Tetapi sentimen negatif ini masih tertutupi pasca harga Harga batu bara mencatatkan rekor baru pada perdagangan Senin (5/9/2022), harga batu kontrak Oktober di pasar ICE Newcastle ditutup di US$ 463,75 per ton. Harganya terbang 5,18% dibandingkan perdagangan terakhir pada Jumat pekan lalu.
Ini menjadi yang tertinggi dalam sejarah. Harga tersebut sekaligus melewati rekor sebelumnya, yakni US$ 446 per ton yang tercatat pada 2 Maret 2022 atau hanya beberapa hari setelah perang Rusia-Ukraina meletus.
Sementara saat ini pasar tengah mengantisipasi kebijakan moneter Amerika Serikat (AS) yang masih akan hawkish. Pernyataan bos The Fed Jerome Powell telah memberi sinyal akan menaikkan suku bunga acuan pada pertemuan September ini.
Pasar masih memperkirakan bahwa The Fed akan menaikkan suku bunga acuan sebesar 75 basis poin (bps) untuk mengembalikan inflasi ke kisaran target 2%, meskipun harus berdampak negatif untuk rumah tangga dan pelaku bisnis.
Namun di tengah ancaman resesi ekonomi AS, beberapa pelaku pasar juga mulai mengantisipasi akan adanya pemangkasan suku bunga acuan pada 2023 nanti.
Dari dalam negeri, sentimen masih terkait kenaikan BBM bersubsidi. Pada Sabtu (3/9/2022), pemerintah akhirnya mengumumkan kenaikan harga bahan bakar minyak (BBM) jenis Pertalite menjadi Rp 10.000 per liter, solar subsidi menjadi Rp 6.800 per liter dan Pertamax menjadi Rp 14.500 per liter.
Kenaikan harga BBM tidak melulu berdampak negatif. Riset Bahana Sekuritas menyebut kenaikan harga BBM akan menciptakan kepastian di pasar. Tidak ada lagi yang menebak-nebak.
Meski inflasi Indonesia bisa menyentuh kisaran 6-7%, riset Bahana memperkirakan aksi jual terhadap aset-aset keuangan akan terbatas. Sebab, bagaimanapun inflasi Indonesia masih di bawah negara-negara lain. Di Inggris, misalnya, inflasi mencapai 10,1% pada Juli 2022.
Sementara, riset BRIDanareksa Sekuritas melakukan asesmen terhadap dampak dari kenaikan harga BBM subsidi ini. Dampak paling nyata dari kenaikan harga BBM subsidi tentu adalah inflasi.

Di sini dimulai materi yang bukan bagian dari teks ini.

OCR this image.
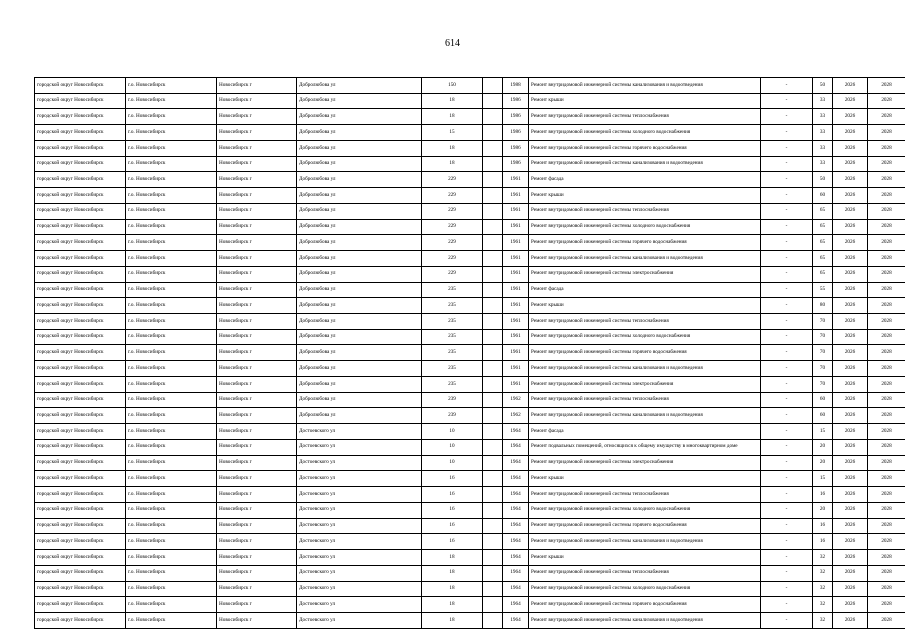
614
городской округ Новосибирск	г.о. Новосибирск	Новосибирск г	Добролюбова ул	150		1988	Ремонт внутридомовой инженерной системы канализования и водоотведения	-	50	2026	2028
городской округ Новосибирск	г.о. Новосибирск	Новосибирск г	Добролюбова ул	18		1986	Ремонт крыши	-	33	2026	2028
городской округ Новосибирск	г.о. Новосибирск	Новосибирск г	Добролюбова ул	18		1986	Ремонт внутридомовой инженерной системы теплоснабжения	-	33	2026	2028
городской округ Новосибирск	г.о. Новосибирск	Новосибирск г	Добролюбова ул	15		1986	Ремонт внутридомовой инженерной системы холодного водоснабжения	-	33	2026	2028
городской округ Новосибирск	г.о. Новосибирск	Новосибирск г	Добролюбова ул	18		1986	Ремонт внутридомовой инженерной системы горячего водоснабжения	-	33	2026	2028
городской округ Новосибирск	г.о. Новосибирск	Новосибирск г	Добролюбова ул	18		1986	Ремонт внутридомовой инженерной системы канализования и водоотведения	-	33	2026	2028
городской округ Новосибирск	г.о. Новосибирск	Новосибирск г	Добролюбова ул	229		1961	Ремонт фасада	-	50	2026	2028
городской округ Новосибирск	г.о. Новосибирск	Новосибирск г	Добролюбова ул	229		1961	Ремонт крыши	-	60	2026	2028
городской округ Новосибирск	г.о. Новосибирск	Новосибирск г	Добролюбова ул	229		1961	Ремонт внутридомовой инженерной системы теплоснабжения	-	65	2026	2028
городской округ Новосибирск	г.о. Новосибирск	Новосибирск г	Добролюбова ул	229		1961	Ремонт внутридомовой инженерной системы холодного водоснабжения	-	65	2026	2028
городской округ Новосибирск	г.о. Новосибирск	Новосибирск г	Добролюбова ул	229		1961	Ремонт внутридомовой инженерной системы горячего водоснабжения	-	65	2026	2028
городской округ Новосибирск	г.о. Новосибирск	Новосибирск г	Добролюбова ул	229		1961	Ремонт внутридомовой инженерной системы канализования и водоотведения	-	65	2026	2028
городской округ Новосибирск	г.о. Новосибирск	Новосибирск г	Добролюбова ул	229		1961	Ремонт внутридомовой инженерной системы электроснабжения	-	65	2026	2028
городской округ Новосибирск	г.о. Новосибирск	Новосибирск г	Добролюбова ул	235		1961	Ремонт фасада	-	55	2026	2028
городской округ Новосибирск	г.о. Новосибирск	Новосибирск г	Добролюбова ул	235		1961	Ремонт крыши	-	80	2026	2028
городской округ Новосибирск	г.о. Новосибирск	Новосибирск г	Добролюбова ул	235		1961	Ремонт внутридомовой инженерной системы теплоснабжения	-	70	2026	2028
городской округ Новосибирск	г.о. Новосибирск	Новосибирск г	Добролюбова ул	235		1961	Ремонт внутридомовой инженерной системы холодного водоснабжения	-	70	2026	2028
городской округ Новосибирск	г.о. Новосибирск	Новосибирск г	Добролюбова ул	235		1961	Ремонт внутридомовой инженерной системы горячего водоснабжения	-	70	2026	2028
городской округ Новосибирск	г.о. Новосибирск	Новосибирск г	Добролюбова ул	235		1961	Ремонт внутридомовой инженерной системы канализования и водоотведения	-	70	2026	2028
городской округ Новосибирск	г.о. Новосибирск	Новосибирск г	Добролюбова ул	235		1961	Ремонт внутридомовой инженерной системы электроснабжения	-	70	2026	2028
городской округ Новосибирск	г.о. Новосибирск	Новосибирск г	Добролюбова ул	239		1962	Ремонт внутридомовой инженерной системы теплоснабжения	-	60	2026	2028
городской округ Новосибирск	г.о. Новосибирск	Новосибирск г	Добролюбова ул	239		1962	Ремонт внутридомовой инженерной системы канализования и водоотведения	-	60	2026	2028
городской округ Новосибирск	г.о. Новосибирск	Новосибирск г	Достоевского ул	10		1964	Ремонт фасада	-	15	2026	2028
городской округ Новосибирск	г.о. Новосибирск	Новосибирск г	Достоевского ул	10		1964	Ремонт подвальных помещений, относящихся к общему имуществу в многоквартирном доме	-	20	2026	2028
городской округ Новосибирск	г.о. Новосибирск	Новосибирск г	Достоевского ул	10		1964	Ремонт внутридомовой инженерной системы электроснабжения	-	20	2026	2028
городской округ Новосибирск	г.о. Новосибирск	Новосибирск г	Достоевского ул	16		1964	Ремонт крыши	-	15	2026	2028
городской округ Новосибирск	г.о. Новосибирск	Новосибирск г	Достоевского ул	16		1964	Ремонт внутридомовой инженерной системы теплоснабжения	-	16	2026	2028
городской округ Новосибирск	г.о. Новосибирск	Новосибирск г	Достоевского ул	16		1964	Ремонт внутридомовой инженерной системы холодного водоснабжения	-	20	2026	2028
городской округ Новосибирск	г.о. Новосибирск	Новосибирск г	Достоевского ул	16		1964	Ремонт внутридомовой инженерной системы горячего водоснабжения	-	16	2026	2028
городской округ Новосибирск	г.о. Новосибирск	Новосибирск г	Достоевского ул	16		1964	Ремонт внутридомовой инженерной системы канализования и водоотведения	-	16	2026	2028
городской округ Новосибирск	г.о. Новосибирск	Новосибирск г	Достоевского ул	18		1964	Ремонт крыши	-	32	2026	2028
городской округ Новосибирск	г.о. Новосибирск	Новосибирск г	Достоевского ул	18		1964	Ремонт внутридомовой инженерной системы теплоснабжения	-	32	2026	2028
городской округ Новосибирск	г.о. Новосибирск	Новосибирск г	Достоевского ул	18		1964	Ремонт внутридомовой инженерной системы холодного водоснабжения	-	32	2026	2028
городской округ Новосибирск	г.о. Новосибирск	Новосибирск г	Достоевского ул	18		1964	Ремонт внутридомовой инженерной системы горячего водоснабжения	-	32	2026	2028
городской округ Новосибирск	г.о. Новосибирск	Новосибирск г	Достоевского ул	18		1964	Ремонт внутридомовой инженерной системы канализования и водоотведения	-	32	2026	2028
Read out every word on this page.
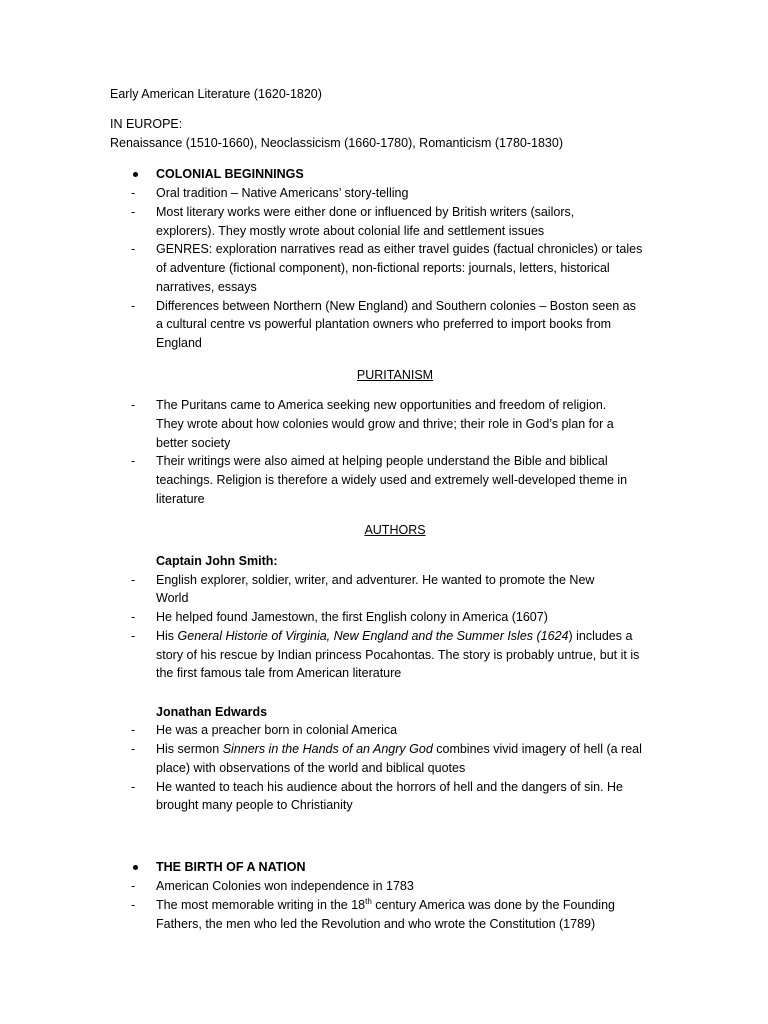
Early American Literature (1620-1820)
IN EUROPE:
Renaissance (1510-1660), Neoclassicism (1660-1780), Romanticism (1780-1830)
COLONIAL BEGINNINGS
- Oral tradition – Native Americans’ story-telling
- Most literary works were either done or influenced by British writers (sailors,
explorers). They mostly wrote about colonial life and settlement issues
- GENRES: exploration narratives read as either travel guides (factual chronicles) or tales
of adventure (fictional component), non-fictional reports: journals, letters, historical
narratives, essays
- Differences between Northern (New England) and Southern colonies – Boston seen as
a cultural centre vs powerful plantation owners who preferred to import books from
England
PURITANISM
- The Puritans came to America seeking new opportunities and freedom of religion.
They wrote about how colonies would grow and thrive; their role in God’s plan for a
better society
- Their writings were also aimed at helping people understand the Bible and biblical
teachings. Religion is therefore a widely used and extremely well-developed theme in
literature
AUTHORS
Captain John Smith:
- English explorer, soldier, writer, and adventurer. He wanted to promote the New
World
- He helped found Jamestown, the first English colony in America (1607)
- His General Historie of Virginia, New England and the Summer Isles (1624) includes a
story of his rescue by Indian princess Pocahontas. The story is probably untrue, but it is
the first famous tale from American literature
Jonathan Edwards
- He was a preacher born in colonial America
- His sermon Sinners in the Hands of an Angry God combines vivid imagery of hell (a real
place) with observations of the world and biblical quotes
- He wanted to teach his audience about the horrors of hell and the dangers of sin. He
brought many people to Christianity
THE BIRTH OF A NATION
- American Colonies won independence in 1783
- The most memorable writing in the 18th century America was done by the Founding
Fathers, the men who led the Revolution and who wrote the Constitution (1789)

Dalam risetnya, BRIDanareksa Sekuritas memperkirakan inflasi bisa naik ke 6,73%year-on-yeardi bulan Oktober 2022. Kenaikan inflasi tersebut akan memicu kebijakan moneter yang lebih ketat dengan ekspektasi kenaikan suku bunga di kisaran 75-100 basis poin (bps) tahun ini.